Answer: An outlier is identified using the 1.5×IQR rule:

  1. Calculate the Interquartile Range (IQR) = Q3 - Q1
  2. Calculate the lower boundary: Q1 - 1.5×IQR
  3. Calculate the upper boundary: Q3 + 1.5×IQR
  4. Any data point below the lower boundary OR above the upper boundary is an outlier

Example: If Q1 = 20, Q3 = 40, then IQR = 20

Lower boundary = 20 - 1.5×20 = 20 - 30 = -10

Upper boundary = 40 + 1.5×20 = 40 + 30 = 70

Any value less than -10 or greater than 70 would be considered an outlier.

Note: This is a statistical convention, not an absolute rule. Context matters when interpreting outliers.

Question: What does it mean when a box plot is skewed to the left or right? How can I tell?

Answer: Skewness in a box plot indicates the direction of data concentration:

  • Right-skewed (positive skew): The right whisker is longer than the left; the median line is closer to Q1; tail extends to the right
  • Left-skewed (negative skew): The left whisker is longer than the right; the median line is closer to Q3; tail extends to the left
  • Symmetric: Whiskers are roughly equal; median is centered in the box

To identify skewness, look at the position of the median line within the box and the relative lengths of the whiskers.

Example: Income data is often right-skewed because most people earn moderate incomes, but a few earn extremely high incomes, creating a long right tail.

Question: How can I use box plots to compare different datasets? What should I look for?

Answer: Box plots are excellent for comparing datasets. When comparing:

  • Center: Compare the positions of the median lines
  • Variability: Compare the lengths of the boxes (IQRs) and overall ranges
  • Shape: Compare skewness patterns in each box plot
  • Outliers: Note differences in outlier presence and location

A higher median indicates a higher central tendency. A longer box indicates greater variability. Different outlier patterns may indicate different data characteristics.

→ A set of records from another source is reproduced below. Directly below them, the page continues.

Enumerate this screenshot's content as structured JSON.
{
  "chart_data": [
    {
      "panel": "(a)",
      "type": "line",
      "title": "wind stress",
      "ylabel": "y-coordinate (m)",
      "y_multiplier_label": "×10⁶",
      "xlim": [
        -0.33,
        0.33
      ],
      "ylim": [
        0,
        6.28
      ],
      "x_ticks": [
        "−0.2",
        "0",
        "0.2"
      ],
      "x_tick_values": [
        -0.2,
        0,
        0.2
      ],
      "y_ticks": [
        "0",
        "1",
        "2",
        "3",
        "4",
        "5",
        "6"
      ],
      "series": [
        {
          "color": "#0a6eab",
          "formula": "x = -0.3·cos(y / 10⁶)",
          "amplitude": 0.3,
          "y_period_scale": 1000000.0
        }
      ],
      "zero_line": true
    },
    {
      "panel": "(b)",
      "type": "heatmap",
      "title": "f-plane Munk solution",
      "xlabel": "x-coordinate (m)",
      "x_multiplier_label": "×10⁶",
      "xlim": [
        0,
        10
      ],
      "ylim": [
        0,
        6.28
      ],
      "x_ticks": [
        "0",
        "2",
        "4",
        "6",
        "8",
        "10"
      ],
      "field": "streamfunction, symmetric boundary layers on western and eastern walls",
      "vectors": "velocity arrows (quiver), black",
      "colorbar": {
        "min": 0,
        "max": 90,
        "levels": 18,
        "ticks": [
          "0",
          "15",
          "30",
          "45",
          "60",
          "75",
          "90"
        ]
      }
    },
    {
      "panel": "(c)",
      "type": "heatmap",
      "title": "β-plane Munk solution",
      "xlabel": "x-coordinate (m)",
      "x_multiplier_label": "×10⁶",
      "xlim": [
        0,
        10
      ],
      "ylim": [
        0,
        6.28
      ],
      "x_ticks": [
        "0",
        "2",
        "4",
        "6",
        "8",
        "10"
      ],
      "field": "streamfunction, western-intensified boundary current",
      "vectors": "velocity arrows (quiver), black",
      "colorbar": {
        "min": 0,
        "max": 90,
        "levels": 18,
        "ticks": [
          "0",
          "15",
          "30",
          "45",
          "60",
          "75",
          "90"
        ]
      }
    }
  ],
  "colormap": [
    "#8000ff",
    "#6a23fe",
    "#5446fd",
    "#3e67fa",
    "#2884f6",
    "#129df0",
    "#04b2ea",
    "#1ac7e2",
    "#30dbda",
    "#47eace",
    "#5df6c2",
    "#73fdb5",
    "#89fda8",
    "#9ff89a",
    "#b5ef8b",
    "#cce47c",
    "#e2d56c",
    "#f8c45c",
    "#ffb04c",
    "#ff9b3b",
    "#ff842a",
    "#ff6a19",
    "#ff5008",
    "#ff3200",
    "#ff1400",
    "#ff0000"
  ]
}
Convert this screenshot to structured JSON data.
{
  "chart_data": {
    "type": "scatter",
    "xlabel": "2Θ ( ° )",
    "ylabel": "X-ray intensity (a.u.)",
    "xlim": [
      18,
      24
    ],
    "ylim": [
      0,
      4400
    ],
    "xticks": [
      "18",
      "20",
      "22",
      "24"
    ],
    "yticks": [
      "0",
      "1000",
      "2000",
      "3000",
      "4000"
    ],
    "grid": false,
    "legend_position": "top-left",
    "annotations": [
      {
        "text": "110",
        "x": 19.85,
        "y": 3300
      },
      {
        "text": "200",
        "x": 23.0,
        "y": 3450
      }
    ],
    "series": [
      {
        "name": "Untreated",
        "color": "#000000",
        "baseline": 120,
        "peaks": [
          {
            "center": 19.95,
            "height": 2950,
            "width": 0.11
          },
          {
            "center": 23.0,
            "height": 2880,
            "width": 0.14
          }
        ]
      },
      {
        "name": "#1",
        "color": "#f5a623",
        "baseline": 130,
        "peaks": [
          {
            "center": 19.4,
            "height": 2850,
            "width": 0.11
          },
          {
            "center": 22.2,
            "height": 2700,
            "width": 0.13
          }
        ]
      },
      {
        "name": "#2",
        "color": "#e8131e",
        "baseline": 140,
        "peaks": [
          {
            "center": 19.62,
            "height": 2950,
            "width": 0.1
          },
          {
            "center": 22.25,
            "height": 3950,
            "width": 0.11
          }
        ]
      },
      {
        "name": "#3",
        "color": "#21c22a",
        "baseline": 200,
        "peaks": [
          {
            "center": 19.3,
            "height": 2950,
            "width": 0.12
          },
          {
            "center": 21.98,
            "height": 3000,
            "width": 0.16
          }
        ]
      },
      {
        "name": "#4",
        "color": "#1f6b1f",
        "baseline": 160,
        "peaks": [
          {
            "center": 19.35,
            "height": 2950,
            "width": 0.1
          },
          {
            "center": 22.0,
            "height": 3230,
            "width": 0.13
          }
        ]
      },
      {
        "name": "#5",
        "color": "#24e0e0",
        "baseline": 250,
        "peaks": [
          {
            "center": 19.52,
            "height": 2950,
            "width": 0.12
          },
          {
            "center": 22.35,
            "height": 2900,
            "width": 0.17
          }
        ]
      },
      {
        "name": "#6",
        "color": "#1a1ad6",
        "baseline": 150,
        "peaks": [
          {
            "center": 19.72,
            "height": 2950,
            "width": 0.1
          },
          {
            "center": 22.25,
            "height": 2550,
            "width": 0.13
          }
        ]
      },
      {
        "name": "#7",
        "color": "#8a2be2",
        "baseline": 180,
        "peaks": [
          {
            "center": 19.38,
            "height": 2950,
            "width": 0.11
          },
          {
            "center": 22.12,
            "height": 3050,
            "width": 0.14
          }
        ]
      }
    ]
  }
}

For example, comparing test scores between two classes: if one box plot is shifted higher and has a shorter box, that class performed better with less variation.

Question: What does the interquartile range (IQR) tell me about my data that the range doesn't?

Answer: The IQR and range provide different insights about your data:

  • Range: Difference between maximum and minimum values; sensitive to outliers
  • IQR: Difference between Q3 and Q1; measures spread of the middle 50% of data; resistant to outliers

The IQR gives you a better sense of typical variability because it excludes the extreme values that might distort the range.

Example: In a dataset of salaries where one CEO earns $1,000,000 while others earn $50,000-$70,000, the range would be huge ($950,000+) but the IQR would show the actual salary variation among typical employees.

Use the IQR when you want to measure central variability, and the range when you want to see the full extent of data spread.